How the 2020 election could offer an opening in talks

But symbolism does not mask the lack of real progress.

In fact, the American side still does not have a good fix on whether Kim really is serious in giving up his nuclear weapons — or is simply trawling for concessions from the US.

Trump has layered praise on North Korea for the rudimentary steps it has taken so far. They include returning remains of US servicemen killed in the 1950-53 Korean War and the suspension of ballistic missile tests designed to weaponize a nuclear device that could reliably reach the US mainland.

The North Koreans had similar steps in earlier diplomatic dances with US Presidents and not ultimately gone on to verifiably halt their nuclear programs.

But this time, the political calendar and Trump’s approach could give grounds for optimism.

Kim, who has presided over a limited form of economic development inside North Korea, is under pressure to deliver improvements in the lives of his people — even if he has no intention of loosening his iron grip on political dissent.

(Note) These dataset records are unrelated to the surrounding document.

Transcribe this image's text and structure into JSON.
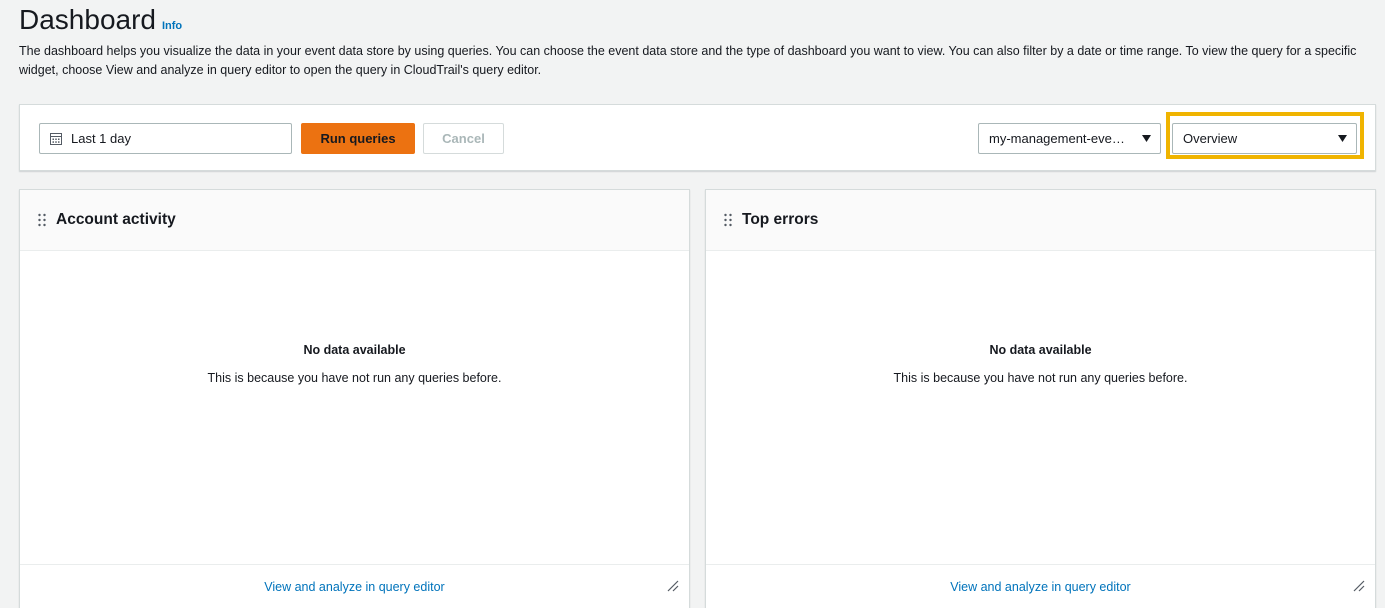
{
  "header": {
    "title": "Dashboard",
    "info_label": "Info",
    "description": "The dashboard helps you visualize the data in your event data store by using queries. You can choose the event data store and the type of dashboard you want to view. You can also filter by a date or time range. To view the query for a specific widget, choose View and analyze in query editor to open the query in CloudTrail's query editor."
  },
  "toolbar": {
    "date_range_value": "Last 1 day",
    "run_label": "Run queries",
    "cancel_label": "Cancel",
    "event_data_store_value": "my-management-eve…",
    "dashboard_type_value": "Overview",
    "accent_color": "#ec7211",
    "highlight_color": "#f0b400"
  },
  "panels": [
    {
      "title": "Account activity",
      "empty_title": "No data available",
      "empty_message": "This is because you have not run any queries before.",
      "footer_link": "View and analyze in query editor"
    },
    {
      "title": "Top errors",
      "empty_title": "No data available",
      "empty_message": "This is because you have not run any queries before.",
      "footer_link": "View and analyze in query editor"
    }
  ],
  "icons": {
    "calendar": "calendar-icon",
    "caret": "caret-down-icon",
    "drag": "drag-handle-icon",
    "resize": "resize-handle-icon"
  }
}
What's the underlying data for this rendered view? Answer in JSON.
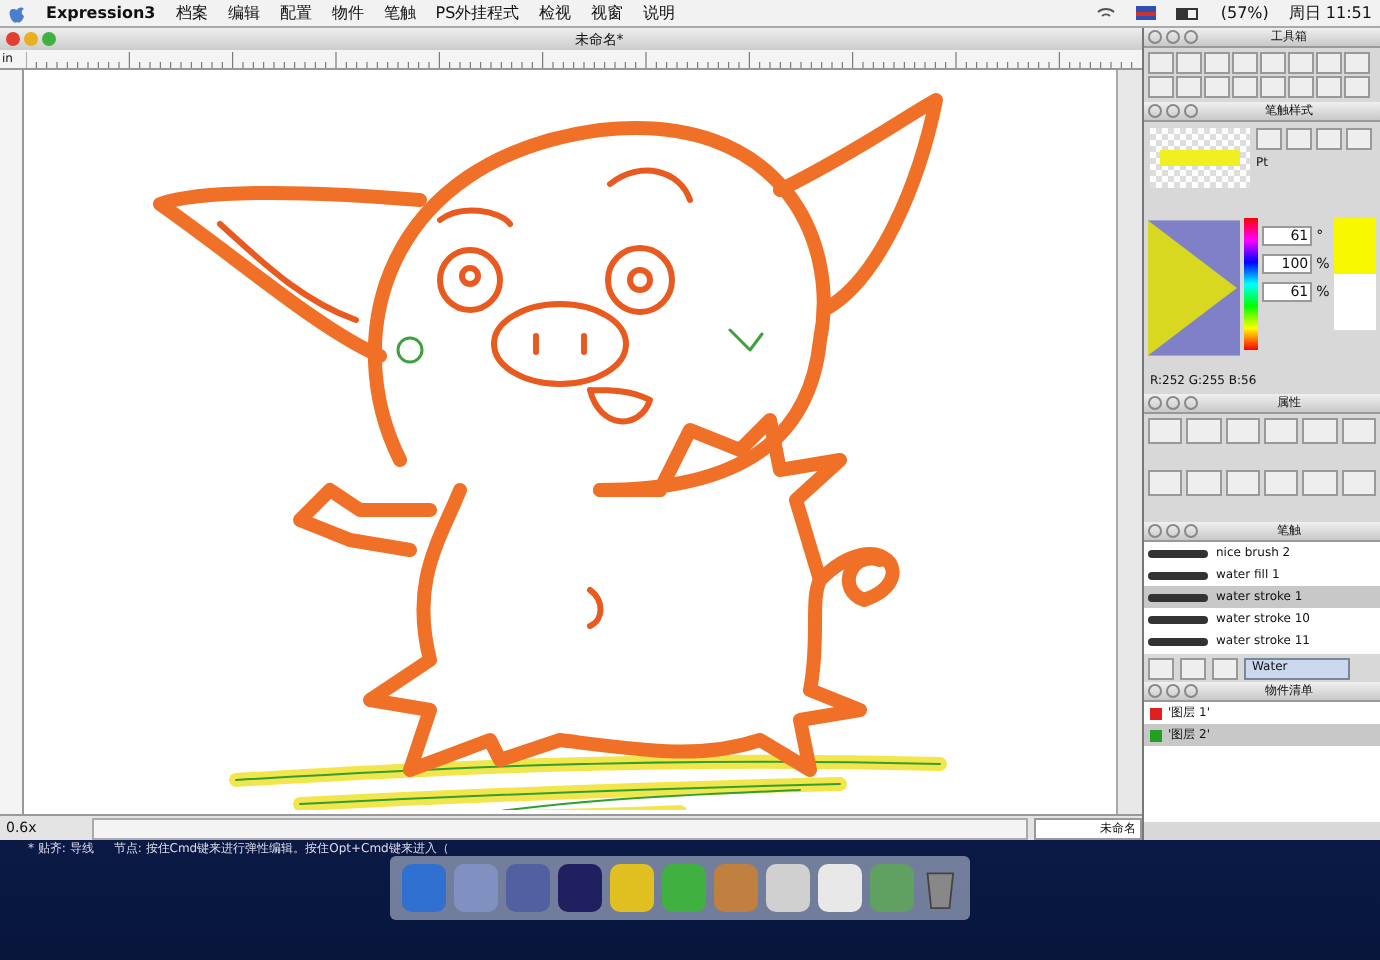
{
  "menubar": {
    "app": "Expression3",
    "menus": [
      "档案",
      "编辑",
      "配置",
      "物件",
      "笔触",
      "PS外挂程式",
      "检视",
      "视窗",
      "说明"
    ],
    "battery": "(57%)",
    "clock": "周日 11:51"
  },
  "document": {
    "title": "未命名*",
    "ruler_unit": "in",
    "zoom": "0.6x",
    "page_field": "未命名"
  },
  "toolbox": {
    "title": "工具箱"
  },
  "stroke_style": {
    "title": "笔触样式",
    "size_unit": "Pt"
  },
  "color": {
    "hue": "61",
    "hue_unit": "°",
    "saturation": "100",
    "saturation_unit": "%",
    "brightness": "61",
    "brightness_unit": "%",
    "rgb": "R:252  G:255  B:56"
  },
  "properties": {
    "title": "属性"
  },
  "brushes": {
    "title": "笔触",
    "library": "Water",
    "items": [
      {
        "label": "nice brush 2",
        "selected": false
      },
      {
        "label": "water fill 1",
        "selected": false
      },
      {
        "label": "water stroke 1",
        "selected": true
      },
      {
        "label": "water stroke 10",
        "selected": false
      },
      {
        "label": "water stroke 11",
        "selected": false
      }
    ]
  },
  "layers": {
    "title": "物件清单",
    "items": [
      {
        "label": "'图层 1'",
        "color": "#e02020",
        "selected": false
      },
      {
        "label": "'图层 2'",
        "color": "#20a020",
        "selected": true
      }
    ]
  },
  "status_hint": [
    "* 贴齐: 导线",
    "节点: 按住Cmd键来进行弹性编辑。按住Opt+Cmd键来进入（"
  ]
}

So he has an incentive to try to seek economic benefits or aid from the United States and wants punishing economic sanctions lifted — a potential opening for US negotiators.

The North Koreans have also proven themselves to be shrewd students of US politics.

Kim must realize that his chances of basking in this kind of legitimacy with a US President other than Trump are slim.

So if he fears Trump could lose in 2020, he may reason the time may be ripe for a deal. And Trump wants nothing more than a big diplomatic breakthrough months before the election.